One child wrote of the descent of silence.
AT FIRST the adults spoke in lowered tones, and then in whispers, until eventually there was total silence. The risk of being overheard by the wrong people could mean death.
There was also a heart-warming tale of members of the Celis family in Belgium who sheltered and saved the lives of the four Rotenberg children, aged two-16. After placing Regine, Sonia, Wolfgang and Sigmund with Father Hubert in September of 1942, their parents, Moszek and Tena Rotenberg, were deported to Auschwitz and murdered.
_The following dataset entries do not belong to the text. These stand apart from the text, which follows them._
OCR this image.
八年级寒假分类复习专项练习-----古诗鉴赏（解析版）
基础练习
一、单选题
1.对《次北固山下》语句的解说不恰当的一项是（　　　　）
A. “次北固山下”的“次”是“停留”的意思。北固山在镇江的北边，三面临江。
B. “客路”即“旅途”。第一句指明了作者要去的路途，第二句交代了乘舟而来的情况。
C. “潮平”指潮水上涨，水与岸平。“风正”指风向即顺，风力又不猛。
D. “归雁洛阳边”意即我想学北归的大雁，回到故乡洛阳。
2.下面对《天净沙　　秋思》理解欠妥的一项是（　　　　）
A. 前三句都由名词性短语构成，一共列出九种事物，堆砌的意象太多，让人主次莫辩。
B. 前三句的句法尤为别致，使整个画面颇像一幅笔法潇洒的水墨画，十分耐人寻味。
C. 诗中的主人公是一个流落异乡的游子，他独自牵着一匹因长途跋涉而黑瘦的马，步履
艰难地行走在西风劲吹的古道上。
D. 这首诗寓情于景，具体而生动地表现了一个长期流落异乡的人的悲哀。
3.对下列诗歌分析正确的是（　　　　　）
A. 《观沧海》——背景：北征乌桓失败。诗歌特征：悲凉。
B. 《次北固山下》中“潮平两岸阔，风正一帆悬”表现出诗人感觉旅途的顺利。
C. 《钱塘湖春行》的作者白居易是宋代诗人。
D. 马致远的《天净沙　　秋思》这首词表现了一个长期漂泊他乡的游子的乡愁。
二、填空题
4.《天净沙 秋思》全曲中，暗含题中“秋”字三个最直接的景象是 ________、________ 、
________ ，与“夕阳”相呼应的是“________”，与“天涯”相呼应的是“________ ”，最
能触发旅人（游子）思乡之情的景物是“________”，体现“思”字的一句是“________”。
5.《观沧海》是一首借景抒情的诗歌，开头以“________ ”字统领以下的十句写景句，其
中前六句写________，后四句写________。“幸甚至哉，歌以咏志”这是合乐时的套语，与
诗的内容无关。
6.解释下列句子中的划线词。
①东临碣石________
The Celis family included 80-year-old Joseph, his daughters Bona and Lucy and his sons Hubert and Louis, who were both priests. Also involved in protecting the children were Marie Louise Tabruyn, who was the housekeeper of Father Louis; Alfons and Clementina Maris; and Baron Raymond and Baroness Marcelle de Tornaco – all of whom were recognized in 1980 as Righteous among the Nations.
The children were split up among different members of the family, but still had to move around, sometimes staying with the Baron and the Baroness.
Hubert was arrested several times by Belgian police, but was able to talk his way out because the arresting officers were Catholics who would not put a priest in prison. Regine was eventually caught and sent to Auschwitz – she survived.
After the war, the Rotenberg children migrated to America but remained in touch with the Celis family. When Regine got married, it was Father Hubert, the last known person to have seen her parents before their arrest, who led her to the bridal canopy.
The only light in the auditorium during the readings was on stage, but at the close of the ceremony, when the Partisan’s Song – the anthem of the survivors – was sung, a dim light penetrated the pitch darkness of the large room, symbolizing that not all was lost. “The Partisan’s Song” (which had been omitted from the Yad Vashem ceremony the previous evening) was followed by “Hatikva” and the auditorium was suffused with light.
If any additional symbolism of Jewish survival was needed, it was out in the street. As people emerged from the theater they saw a phalanx of hundreds of Israeli high school students walking through the streets of Talbiyeh toward the theater. These will one hopes be the next generation of flag bearers for Jewish survival.